Беспринципная (СИ) - Резник Юлия
— Как? — насупливается Седа. — Я ничего такого не делаю.
— Да ты последние соки из него выжимаешь, неужели не ясно?! Это что, Сед? Ревность к Гошке? Серьезно? Ты так конкурируешь с моим месячным сыном за внимание отца? Думаешь, он стал меньше тебя любить?
— Что за бред ты несешь?! Очень удобно обвинять меня во всех грехах, когда у самих рыльце в пушку.
— Кто-то должен тебя встряхнуть! Арман не станет из-за того, что чувствует себя виноватым…
— Ну, хоть у него есть совесть.
— У меня она тоже есть! Представляешь?! И мне очень жаль, что так вышло. Хотя нет, вру… Не жаль. И если бы ты соизволила посмотреть на брата, то поняла бы, почему мы с твоим отцом ни о чем не жалеем! Он такой замечательный, Седка…

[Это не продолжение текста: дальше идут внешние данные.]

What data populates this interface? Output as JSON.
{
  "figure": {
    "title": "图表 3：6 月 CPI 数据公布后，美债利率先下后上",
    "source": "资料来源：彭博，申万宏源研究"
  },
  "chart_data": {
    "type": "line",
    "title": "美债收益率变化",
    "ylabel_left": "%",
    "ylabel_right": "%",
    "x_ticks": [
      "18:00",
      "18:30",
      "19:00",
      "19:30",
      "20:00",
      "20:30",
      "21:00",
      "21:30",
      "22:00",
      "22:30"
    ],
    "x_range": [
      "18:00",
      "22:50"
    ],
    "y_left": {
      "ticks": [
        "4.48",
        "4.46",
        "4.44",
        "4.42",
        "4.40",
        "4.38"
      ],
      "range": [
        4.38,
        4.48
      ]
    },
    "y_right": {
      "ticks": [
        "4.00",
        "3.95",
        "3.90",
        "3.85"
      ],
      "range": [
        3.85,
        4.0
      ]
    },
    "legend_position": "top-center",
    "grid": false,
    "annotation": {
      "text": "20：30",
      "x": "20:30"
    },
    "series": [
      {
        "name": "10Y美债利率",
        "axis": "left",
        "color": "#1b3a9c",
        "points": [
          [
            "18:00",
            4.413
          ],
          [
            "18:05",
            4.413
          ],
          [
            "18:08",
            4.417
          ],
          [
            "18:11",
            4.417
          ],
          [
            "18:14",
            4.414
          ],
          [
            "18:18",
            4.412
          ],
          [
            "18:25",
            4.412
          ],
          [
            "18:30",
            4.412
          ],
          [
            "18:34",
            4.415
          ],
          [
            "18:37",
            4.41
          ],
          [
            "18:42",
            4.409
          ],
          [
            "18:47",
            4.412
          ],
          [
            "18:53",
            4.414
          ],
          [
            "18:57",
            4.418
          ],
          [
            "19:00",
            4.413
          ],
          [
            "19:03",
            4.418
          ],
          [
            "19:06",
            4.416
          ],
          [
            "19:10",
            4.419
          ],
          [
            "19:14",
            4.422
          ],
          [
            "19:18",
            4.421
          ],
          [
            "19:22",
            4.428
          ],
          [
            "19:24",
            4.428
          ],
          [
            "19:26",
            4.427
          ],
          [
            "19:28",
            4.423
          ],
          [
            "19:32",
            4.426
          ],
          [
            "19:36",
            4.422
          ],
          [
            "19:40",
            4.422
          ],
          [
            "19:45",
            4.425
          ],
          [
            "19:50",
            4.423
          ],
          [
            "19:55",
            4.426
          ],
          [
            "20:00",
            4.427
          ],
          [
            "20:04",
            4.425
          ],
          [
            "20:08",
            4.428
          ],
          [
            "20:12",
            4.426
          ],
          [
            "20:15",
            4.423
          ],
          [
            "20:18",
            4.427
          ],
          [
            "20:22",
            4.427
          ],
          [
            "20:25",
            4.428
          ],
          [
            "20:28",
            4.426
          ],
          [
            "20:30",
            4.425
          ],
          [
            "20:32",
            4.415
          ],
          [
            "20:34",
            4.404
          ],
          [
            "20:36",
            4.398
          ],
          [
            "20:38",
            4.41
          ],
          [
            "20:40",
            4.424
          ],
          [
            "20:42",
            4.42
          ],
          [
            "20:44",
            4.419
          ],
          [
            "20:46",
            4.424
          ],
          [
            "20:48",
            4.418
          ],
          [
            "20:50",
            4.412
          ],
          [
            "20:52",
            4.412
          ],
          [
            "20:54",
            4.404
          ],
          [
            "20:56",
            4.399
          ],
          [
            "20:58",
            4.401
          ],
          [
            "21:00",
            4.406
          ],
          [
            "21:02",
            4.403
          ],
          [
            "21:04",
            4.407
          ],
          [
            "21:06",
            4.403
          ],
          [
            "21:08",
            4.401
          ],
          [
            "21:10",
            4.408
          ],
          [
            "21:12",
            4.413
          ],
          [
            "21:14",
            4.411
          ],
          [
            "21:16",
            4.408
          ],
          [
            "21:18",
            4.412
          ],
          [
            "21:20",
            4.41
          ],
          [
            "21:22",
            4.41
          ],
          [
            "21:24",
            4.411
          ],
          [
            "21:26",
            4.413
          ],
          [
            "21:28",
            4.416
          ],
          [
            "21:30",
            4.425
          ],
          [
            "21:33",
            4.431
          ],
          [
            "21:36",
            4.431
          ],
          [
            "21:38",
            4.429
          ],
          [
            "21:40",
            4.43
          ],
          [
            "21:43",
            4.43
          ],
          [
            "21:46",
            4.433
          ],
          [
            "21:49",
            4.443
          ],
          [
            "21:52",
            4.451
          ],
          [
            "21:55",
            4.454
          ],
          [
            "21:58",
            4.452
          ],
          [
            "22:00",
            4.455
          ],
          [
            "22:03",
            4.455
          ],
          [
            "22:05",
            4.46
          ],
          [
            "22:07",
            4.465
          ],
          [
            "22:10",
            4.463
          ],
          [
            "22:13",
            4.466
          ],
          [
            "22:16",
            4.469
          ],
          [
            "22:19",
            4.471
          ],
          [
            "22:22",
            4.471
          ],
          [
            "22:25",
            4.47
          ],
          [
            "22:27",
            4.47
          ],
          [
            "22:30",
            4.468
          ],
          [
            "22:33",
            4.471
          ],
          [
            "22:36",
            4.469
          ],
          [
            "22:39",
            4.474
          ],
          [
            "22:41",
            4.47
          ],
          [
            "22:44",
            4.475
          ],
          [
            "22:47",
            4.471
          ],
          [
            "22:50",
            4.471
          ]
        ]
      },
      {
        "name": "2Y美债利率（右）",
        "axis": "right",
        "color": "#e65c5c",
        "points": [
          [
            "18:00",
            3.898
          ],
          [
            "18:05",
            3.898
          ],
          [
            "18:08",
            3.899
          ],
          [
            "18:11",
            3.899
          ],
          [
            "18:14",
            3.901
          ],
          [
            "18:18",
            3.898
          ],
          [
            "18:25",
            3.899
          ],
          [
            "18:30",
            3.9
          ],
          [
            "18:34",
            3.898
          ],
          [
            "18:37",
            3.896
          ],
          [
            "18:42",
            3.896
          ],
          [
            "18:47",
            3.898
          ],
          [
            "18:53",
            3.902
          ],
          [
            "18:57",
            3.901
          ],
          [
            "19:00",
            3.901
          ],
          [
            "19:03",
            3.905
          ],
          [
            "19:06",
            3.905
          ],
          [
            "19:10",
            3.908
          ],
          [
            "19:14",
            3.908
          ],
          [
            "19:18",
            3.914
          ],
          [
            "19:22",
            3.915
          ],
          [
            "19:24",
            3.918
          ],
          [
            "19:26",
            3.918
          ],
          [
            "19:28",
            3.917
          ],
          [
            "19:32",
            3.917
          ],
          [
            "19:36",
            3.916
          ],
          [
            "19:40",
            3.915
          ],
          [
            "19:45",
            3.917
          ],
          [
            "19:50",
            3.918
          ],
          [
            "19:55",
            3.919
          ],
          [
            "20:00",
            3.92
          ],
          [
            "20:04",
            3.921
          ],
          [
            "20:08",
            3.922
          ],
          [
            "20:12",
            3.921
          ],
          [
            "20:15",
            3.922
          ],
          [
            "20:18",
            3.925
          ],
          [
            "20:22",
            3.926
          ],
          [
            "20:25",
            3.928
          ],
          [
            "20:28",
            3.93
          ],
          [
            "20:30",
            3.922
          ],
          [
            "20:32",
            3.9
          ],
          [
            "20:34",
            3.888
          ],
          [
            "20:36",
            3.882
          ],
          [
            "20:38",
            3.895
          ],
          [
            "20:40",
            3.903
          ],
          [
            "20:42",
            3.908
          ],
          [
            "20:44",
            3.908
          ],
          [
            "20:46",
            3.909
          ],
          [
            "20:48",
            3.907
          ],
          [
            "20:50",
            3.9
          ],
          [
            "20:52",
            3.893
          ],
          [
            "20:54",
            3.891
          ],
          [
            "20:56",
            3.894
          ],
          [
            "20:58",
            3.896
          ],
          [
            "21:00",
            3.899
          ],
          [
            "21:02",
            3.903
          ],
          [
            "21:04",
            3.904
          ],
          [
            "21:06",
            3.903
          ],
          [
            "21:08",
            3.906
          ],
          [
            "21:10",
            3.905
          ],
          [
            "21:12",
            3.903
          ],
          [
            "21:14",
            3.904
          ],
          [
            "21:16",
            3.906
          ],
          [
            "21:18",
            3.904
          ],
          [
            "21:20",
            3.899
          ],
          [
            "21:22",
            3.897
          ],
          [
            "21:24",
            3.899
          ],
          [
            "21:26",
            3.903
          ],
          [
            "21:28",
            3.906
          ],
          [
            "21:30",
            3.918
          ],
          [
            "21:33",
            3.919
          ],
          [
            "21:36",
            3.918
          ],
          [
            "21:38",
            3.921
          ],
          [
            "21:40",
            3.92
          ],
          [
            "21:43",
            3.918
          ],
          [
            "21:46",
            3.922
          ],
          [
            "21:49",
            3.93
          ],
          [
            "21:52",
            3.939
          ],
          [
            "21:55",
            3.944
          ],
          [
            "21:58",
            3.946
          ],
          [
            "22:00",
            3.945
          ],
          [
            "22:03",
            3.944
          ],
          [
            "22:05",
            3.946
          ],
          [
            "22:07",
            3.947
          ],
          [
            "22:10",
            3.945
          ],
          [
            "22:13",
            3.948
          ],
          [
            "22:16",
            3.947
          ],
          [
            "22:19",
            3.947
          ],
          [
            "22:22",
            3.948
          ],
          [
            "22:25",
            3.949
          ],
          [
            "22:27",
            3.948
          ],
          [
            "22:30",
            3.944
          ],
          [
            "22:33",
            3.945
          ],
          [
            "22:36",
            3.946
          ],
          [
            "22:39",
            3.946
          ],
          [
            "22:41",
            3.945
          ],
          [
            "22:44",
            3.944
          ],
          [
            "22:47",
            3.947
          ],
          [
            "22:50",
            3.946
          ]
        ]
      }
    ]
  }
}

Я начинаю плакать. К груди приливает молоко. Просачивается сквозь лифчик.
— Я просто люблю его-о.
И я не вру… Я люблю. Хотя прекрасно осознаю, что на начальном этапе наших отношений мной руководили совершенно другие чувства. Горжусь ли я этим? Нет. Не дай бог никому оказаться перед таким выбором… Поступила бы я иначе? Ни в коем случае. Потому что с моими исходными этот самый выбор был лишь иллюзией.
— Даже не мечтай, что все будет как раньше!
— Хорошо.
— Мне плевать на твоего ребенка, ясно? К нашей семье он не имеет никакого отношения.
— И тем не менее. У вас одинаковые носы.
— Не выйдет, Зой, — хмыкает Седка. — Я на это не поведусь.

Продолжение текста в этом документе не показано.